KULMA (through translator): I borrow from the store. If no one wants to lend us money, we don't eat. Sometimes people give us food.
RESSA: Her whole family eats and sleeps in this room. Like most of her neighbors, the family's latrine empties directly into the sea, which is also where they get water to wash and bathe.
Not surprisingly, most in this Muslim neighborhood sympathize with the Abu Sayyaf, who they see as men who pick up the gun in order to help their family survive. The government calls them terrorists.
GLORIA MACAPAGAL ARROYO, PRESIDENT OF THE PHILIPPINES: Although it's evil that causes terrorism. Terrorism can find its mass base among the poor. So they are linked with each other and the fight against one is also the fight against the other.

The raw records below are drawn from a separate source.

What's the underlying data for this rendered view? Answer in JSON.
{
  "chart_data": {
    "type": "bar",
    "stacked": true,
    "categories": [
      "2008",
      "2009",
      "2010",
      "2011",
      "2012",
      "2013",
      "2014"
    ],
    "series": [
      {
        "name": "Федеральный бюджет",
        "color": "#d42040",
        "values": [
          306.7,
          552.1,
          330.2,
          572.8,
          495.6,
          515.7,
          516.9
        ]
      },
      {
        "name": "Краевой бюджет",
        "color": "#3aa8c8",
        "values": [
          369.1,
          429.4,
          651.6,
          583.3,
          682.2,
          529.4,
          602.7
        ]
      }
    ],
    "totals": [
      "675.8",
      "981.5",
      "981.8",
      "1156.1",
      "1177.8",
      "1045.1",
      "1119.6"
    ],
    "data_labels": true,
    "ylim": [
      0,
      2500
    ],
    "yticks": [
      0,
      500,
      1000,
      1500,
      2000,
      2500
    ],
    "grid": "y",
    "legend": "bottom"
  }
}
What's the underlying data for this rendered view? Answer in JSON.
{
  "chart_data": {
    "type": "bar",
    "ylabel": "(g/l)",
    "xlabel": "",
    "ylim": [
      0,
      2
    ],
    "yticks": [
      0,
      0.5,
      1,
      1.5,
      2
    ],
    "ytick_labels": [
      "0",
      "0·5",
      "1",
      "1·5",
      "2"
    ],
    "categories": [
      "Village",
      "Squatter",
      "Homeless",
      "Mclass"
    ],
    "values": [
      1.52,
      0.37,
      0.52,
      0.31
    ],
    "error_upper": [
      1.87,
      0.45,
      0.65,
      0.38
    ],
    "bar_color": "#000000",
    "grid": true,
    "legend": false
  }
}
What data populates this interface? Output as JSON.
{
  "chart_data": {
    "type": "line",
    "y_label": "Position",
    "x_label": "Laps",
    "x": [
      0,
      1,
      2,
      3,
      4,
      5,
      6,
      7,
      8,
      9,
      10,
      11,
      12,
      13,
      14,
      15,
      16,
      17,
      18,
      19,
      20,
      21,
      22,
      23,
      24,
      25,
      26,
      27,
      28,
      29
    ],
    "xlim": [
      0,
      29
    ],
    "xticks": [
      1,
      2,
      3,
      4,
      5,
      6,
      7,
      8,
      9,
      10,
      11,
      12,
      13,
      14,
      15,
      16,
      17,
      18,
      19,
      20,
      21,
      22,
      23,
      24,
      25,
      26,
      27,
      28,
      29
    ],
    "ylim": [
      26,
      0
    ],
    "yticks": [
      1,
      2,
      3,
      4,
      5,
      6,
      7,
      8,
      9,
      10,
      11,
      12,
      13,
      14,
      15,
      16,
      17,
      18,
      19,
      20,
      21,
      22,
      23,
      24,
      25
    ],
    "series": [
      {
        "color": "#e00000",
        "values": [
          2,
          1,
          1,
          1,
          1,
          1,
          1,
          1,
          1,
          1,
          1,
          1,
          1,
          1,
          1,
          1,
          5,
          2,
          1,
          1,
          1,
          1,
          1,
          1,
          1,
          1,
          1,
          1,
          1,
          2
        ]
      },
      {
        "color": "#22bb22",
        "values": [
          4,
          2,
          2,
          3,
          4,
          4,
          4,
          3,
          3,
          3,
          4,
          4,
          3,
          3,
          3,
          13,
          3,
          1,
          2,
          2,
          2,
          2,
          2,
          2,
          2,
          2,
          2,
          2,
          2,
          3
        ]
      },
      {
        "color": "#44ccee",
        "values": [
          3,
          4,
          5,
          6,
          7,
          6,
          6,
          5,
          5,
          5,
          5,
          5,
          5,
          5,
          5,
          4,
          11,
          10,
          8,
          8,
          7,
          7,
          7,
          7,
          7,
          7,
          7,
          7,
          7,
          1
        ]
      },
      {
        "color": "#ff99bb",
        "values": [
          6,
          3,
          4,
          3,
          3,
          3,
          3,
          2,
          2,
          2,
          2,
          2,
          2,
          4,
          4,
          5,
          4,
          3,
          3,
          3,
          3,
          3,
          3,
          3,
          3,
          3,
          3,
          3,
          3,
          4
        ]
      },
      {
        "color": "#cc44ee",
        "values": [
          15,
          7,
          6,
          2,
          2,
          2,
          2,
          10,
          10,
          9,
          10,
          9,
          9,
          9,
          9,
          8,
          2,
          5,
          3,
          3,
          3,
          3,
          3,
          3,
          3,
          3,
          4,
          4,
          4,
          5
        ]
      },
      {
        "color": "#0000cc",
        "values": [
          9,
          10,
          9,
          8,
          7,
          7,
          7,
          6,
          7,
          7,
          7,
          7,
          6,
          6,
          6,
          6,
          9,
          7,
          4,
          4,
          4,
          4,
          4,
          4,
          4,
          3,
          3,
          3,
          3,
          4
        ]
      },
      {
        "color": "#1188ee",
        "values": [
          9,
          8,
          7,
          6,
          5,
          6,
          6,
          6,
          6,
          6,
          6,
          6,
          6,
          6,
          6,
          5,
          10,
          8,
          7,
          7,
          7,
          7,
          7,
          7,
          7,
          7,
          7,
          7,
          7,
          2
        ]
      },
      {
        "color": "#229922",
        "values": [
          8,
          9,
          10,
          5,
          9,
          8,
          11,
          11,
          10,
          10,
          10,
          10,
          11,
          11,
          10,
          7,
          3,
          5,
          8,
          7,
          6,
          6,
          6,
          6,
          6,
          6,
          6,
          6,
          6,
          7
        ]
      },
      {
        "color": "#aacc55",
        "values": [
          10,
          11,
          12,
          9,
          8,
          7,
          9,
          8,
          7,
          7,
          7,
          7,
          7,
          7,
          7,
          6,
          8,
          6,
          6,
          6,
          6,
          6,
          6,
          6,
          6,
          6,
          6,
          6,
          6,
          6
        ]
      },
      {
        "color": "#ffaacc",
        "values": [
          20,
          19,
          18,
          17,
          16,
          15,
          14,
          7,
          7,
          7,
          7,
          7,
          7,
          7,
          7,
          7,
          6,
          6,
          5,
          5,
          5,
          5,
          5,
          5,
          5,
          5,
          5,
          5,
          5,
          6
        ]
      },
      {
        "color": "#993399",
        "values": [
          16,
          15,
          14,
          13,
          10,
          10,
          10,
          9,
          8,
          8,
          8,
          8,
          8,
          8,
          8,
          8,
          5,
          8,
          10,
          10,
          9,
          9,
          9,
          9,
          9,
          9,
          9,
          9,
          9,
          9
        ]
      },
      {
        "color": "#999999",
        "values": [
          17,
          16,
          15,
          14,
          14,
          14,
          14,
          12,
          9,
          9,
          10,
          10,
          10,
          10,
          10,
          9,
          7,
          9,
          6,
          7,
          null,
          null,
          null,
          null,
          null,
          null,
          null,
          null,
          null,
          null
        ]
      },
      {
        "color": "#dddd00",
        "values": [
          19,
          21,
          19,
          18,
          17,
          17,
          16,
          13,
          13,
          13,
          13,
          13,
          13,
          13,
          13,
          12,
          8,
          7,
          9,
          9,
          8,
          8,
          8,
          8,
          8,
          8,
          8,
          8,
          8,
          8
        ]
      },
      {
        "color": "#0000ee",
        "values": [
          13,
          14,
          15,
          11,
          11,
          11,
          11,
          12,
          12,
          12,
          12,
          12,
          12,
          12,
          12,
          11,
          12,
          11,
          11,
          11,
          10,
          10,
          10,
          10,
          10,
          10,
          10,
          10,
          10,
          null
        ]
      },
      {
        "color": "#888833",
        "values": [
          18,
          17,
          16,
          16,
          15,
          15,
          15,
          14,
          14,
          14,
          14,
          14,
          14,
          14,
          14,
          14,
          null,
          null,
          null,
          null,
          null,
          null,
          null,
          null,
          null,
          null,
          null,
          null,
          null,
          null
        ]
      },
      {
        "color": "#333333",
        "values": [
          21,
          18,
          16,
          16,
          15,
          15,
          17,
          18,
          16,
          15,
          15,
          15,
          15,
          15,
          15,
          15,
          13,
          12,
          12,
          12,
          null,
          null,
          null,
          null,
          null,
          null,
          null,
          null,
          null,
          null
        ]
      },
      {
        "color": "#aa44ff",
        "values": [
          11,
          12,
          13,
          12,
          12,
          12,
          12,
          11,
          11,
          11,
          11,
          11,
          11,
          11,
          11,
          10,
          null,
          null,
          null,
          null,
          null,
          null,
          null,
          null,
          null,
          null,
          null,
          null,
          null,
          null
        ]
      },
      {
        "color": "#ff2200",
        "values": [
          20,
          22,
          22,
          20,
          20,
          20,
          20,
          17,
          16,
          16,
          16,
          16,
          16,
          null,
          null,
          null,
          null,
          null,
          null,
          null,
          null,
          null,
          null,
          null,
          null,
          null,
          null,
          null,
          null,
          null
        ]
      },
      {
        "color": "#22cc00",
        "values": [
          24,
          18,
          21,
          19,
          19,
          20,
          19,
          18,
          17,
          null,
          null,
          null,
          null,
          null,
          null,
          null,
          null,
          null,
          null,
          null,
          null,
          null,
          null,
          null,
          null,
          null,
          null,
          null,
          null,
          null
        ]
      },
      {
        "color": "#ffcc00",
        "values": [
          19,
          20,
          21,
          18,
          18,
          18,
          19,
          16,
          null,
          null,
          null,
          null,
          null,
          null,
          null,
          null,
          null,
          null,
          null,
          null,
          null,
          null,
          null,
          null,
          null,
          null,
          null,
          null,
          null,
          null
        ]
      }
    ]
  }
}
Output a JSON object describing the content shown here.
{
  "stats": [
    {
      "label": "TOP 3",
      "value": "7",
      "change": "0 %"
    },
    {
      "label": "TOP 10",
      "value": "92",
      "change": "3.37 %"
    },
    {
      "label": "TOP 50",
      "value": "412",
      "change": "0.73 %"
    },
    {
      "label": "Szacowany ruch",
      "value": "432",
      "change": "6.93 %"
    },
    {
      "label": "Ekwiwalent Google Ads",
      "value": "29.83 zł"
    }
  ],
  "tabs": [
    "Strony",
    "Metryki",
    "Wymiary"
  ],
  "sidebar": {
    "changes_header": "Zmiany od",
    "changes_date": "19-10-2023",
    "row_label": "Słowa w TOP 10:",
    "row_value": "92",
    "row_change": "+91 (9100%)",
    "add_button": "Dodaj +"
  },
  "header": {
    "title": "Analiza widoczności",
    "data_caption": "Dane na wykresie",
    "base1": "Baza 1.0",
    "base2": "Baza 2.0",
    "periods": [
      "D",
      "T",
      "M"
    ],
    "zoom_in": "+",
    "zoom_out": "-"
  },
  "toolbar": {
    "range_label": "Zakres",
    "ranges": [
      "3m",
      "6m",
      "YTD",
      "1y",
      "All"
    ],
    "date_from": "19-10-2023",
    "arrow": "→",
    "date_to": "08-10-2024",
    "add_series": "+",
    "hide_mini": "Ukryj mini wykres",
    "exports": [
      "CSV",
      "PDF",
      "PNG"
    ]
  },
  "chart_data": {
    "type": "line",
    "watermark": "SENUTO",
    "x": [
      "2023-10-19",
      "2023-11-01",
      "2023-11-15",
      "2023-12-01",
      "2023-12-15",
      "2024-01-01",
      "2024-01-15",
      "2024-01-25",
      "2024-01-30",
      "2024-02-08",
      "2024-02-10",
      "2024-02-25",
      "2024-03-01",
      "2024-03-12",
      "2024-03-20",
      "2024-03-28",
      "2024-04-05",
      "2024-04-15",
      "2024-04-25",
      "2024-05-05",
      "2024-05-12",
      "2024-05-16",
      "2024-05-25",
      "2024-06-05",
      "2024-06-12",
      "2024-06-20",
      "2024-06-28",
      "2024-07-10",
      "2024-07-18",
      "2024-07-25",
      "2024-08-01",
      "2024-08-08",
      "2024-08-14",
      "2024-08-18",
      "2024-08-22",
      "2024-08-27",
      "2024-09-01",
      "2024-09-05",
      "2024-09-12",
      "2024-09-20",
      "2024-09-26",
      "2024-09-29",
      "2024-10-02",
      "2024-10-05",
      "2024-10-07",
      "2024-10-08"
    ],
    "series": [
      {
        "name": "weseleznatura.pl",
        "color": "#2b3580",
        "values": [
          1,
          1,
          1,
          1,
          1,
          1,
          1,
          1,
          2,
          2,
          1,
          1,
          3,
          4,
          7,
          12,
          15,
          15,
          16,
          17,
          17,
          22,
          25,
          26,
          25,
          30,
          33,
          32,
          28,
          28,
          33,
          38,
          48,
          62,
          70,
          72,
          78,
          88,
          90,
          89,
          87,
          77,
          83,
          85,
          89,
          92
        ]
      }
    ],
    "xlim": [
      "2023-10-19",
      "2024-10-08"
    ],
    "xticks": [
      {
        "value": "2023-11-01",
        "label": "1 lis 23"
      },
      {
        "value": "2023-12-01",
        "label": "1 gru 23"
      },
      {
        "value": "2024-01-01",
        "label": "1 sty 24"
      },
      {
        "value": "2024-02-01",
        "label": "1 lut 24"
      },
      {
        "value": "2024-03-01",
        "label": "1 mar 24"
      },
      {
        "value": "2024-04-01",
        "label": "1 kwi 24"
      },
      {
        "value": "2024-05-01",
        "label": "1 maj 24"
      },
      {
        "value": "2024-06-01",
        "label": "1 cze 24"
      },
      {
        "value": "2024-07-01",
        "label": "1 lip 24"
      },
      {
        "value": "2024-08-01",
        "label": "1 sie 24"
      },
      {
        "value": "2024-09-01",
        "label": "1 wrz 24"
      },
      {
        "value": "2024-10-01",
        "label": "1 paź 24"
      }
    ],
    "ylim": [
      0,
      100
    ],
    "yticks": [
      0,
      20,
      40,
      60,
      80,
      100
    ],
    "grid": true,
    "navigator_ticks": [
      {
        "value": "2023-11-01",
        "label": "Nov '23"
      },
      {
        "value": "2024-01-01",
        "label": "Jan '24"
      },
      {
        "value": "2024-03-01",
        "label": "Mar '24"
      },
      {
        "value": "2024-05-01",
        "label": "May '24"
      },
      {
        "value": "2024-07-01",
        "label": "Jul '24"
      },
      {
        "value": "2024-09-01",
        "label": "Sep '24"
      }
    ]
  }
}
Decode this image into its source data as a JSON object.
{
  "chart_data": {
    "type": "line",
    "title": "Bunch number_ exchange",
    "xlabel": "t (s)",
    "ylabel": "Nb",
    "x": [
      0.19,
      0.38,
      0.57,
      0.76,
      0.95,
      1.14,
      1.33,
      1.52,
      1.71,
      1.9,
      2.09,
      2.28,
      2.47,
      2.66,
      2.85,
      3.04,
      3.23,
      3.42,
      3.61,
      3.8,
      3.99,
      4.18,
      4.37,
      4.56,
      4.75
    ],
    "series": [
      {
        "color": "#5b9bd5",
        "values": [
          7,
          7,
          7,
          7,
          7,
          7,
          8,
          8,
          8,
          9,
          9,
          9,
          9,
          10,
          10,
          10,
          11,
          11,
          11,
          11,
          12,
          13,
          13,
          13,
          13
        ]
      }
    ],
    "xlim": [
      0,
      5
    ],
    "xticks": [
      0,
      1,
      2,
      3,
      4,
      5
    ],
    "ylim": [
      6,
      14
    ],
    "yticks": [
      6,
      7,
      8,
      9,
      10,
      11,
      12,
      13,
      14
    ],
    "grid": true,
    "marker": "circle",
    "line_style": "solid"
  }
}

RESSA: Complicating that fight is the near breakdown of law and order. In Basilan those who can afford it carry a gun including this parish priest who says it's necessary for protection. This man looks like a soldier -- he's not, but he is part of another mass security team.
These are the conditions hundreds of U.S. soldiers will be walking into. A potentially protracted guerrilla war among sympathizers who have little to lose. Kulma has no idea American troops are coming. She doesn't even know who the president of the country is.
President Arroyo says her first goal is to wipe out the Abu Sayyaf. Once terrorism stops, she says then she can begin to work on development. But like the chicken or the egg, the question is will terrorism survive if it didn't find such easy breeding grounds.
Maria Ressa, CNN, Zamboanga City, the Philippines.